Midway between Châtillon and the source is Duesme, a smug, unheard of little hamlet, the successor of a feudal bourg of great renown in its day. The sparse ruined walls still suggest the pride of place which it once held when capital of the powerful Burgundian Countship of Duesme. Its walls are still something more than mere outlines, but the manorial residence has become one of those “walled farms,” so called, so frequently seen, and so unexpectedly, in the countryside of France. Here and there a gate-post, a wall or a gable, is as of old, and two great ornamental vases support the entrance to the alleyed row of trees which leads from the highroad to the dwelling, suggesting, if in a vague way, the old adage, “Other days, other ways.”

The fall of this fine old feudal residence has been great, but the present occupant—if he has a thought or care for such things—must be content indeed with such a princely farm-house. It must be a fine thing to raise chickens and other barn-yard livestock amid such surroundings!

CHAPTER VII
TONNERRE, TANLAY AND ANCY-LE-FRANC

THE origin of Tonnerre was due to a chateau-fort built here on the right bank of the Armançon, surrounded by a groupment of huddling dwellings which, in turn, were enclosed by a corselet wall of ramparts.

Tonnerre grew to its majority through the ambitions of a powerful line of counts who made the original fortress which they constructed the centre of a tiny capital of a feudal kingdom in miniature. From the suzerainty of the Sennonais, of which it was a county, Tonnerre came to bear the same title under control of the Burgundians, in whose hands it remained until it passed to the house of Luvois.

Only skimpy odds and ends remain of Tonnerre’s one-time flanking gates, walls and towers.
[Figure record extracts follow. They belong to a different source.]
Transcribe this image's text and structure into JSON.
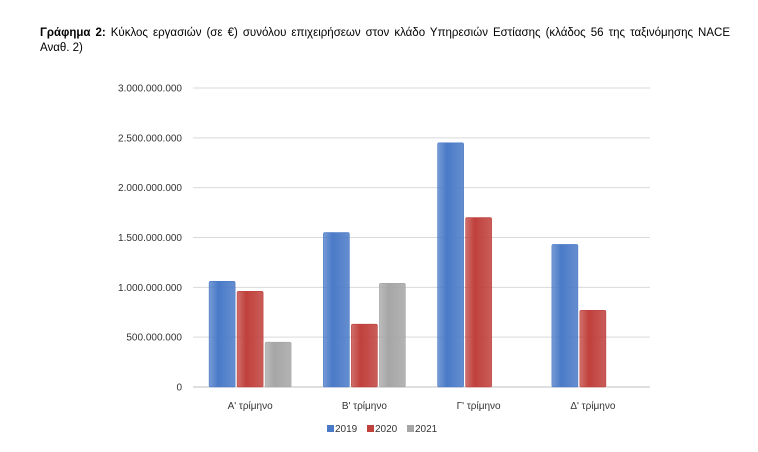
{
  "caption": {
    "label": "Γράφημα 2:",
    "text": "Κύκλος εργασιών (σε €) συνόλου επιχειρήσεων στον κλάδο Υπηρεσιών Εστίασης (κλάδος 56 της ταξινόμησης NACE Αναθ. 2)"
  },
  "chart_data": {
    "type": "bar",
    "categories": [
      "Α' τρίμηνο",
      "Β' τρίμηνο",
      "Γ' τρίμηνο",
      "Δ' τρίμηνο"
    ],
    "series": [
      {
        "name": "2019",
        "color": "#4a7ac7",
        "values": [
          1060000000,
          1550000000,
          2450000000,
          1430000000
        ]
      },
      {
        "name": "2020",
        "color": "#c0403c",
        "values": [
          960000000,
          630000000,
          1700000000,
          770000000
        ]
      },
      {
        "name": "2021",
        "color": "#a6a6a6",
        "values": [
          450000000,
          1040000000,
          null,
          null
        ]
      }
    ],
    "ylim": [
      0,
      3000000000
    ],
    "yticks": [
      0,
      500000000,
      1000000000,
      1500000000,
      2000000000,
      2500000000,
      3000000000
    ],
    "ytick_labels": [
      "0",
      "500.000.000",
      "1.000.000.000",
      "1.500.000.000",
      "2.000.000.000",
      "2.500.000.000",
      "3.000.000.000"
    ],
    "grid": true,
    "legend_position": "bottom"
  }
}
Its old chateau—which the counts invariably referred to, and with reason doubtless, as a palace—has been rebuilt and incorporated into the structure of the present hospital, itself a foundation by Marguerite de Bourgogne and dating back to 1293. No doubt many of the wards which to-day shelter the ill and crippled were once the scene of princely revels.
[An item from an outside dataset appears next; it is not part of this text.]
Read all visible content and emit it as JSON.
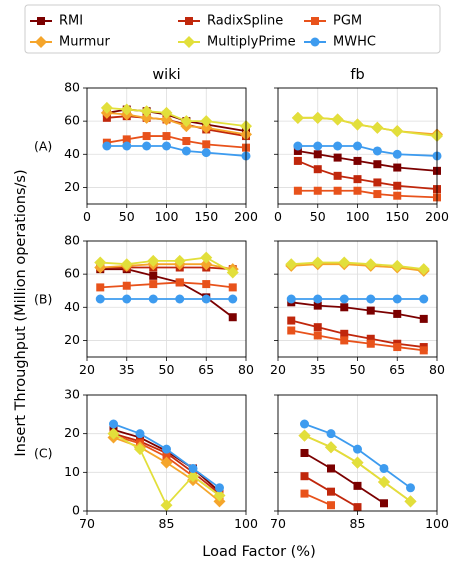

In the nineteenth century the structure was further remodelled and put in order, but it remains still, from an architectural point of view at least, an admirable example of Renaissance building, though none of its attributes to be seen at a first glance are such as are usually associated with a great chateau of the noblesse of other days. At all events its functions of to-day are worthy, and it is far better to admire a mediæval chateau which has become a hospital than one which has been transformed into a military barracks or a prison for thieves and cutthroats, an indignity which has been thrust on many a grand old edifice in France deserving of a better fate. To-day such a hard sentence is seldom passed. The “Commission des Monuments Historiques” sees to it that no such desecrations are further committed.

Within the hospice is the remarkably sculptured tomb of Marguerite de Bourgogne; as remarkably done in fact as the better known ducal tombs at Dijon, and those of the Église de Brou at Bourg-en-Bresse. The workmanship of these elaborate sculptures is typical of that known as the École de Dijon.

Tonnerre’s most remarkable sight is neither its chateau, nor its hospice, at least not according to the inhabitant. There is nothing to the native more curious or interesting to see than the celebrated Fosse Dionne (the Fons Dionysius of the ancients), a fountain which supplies the city with an abundance of fresh water coming from no one knows where, but spouting from the earth like a geyser, and with a sufficient force to turn a couple of water-mills. An ordinary enough bubbling spring is interesting to most of us, so that one enjoying an ancient and mysterious reputation is put down as a local curiosity well worth coming miles to see.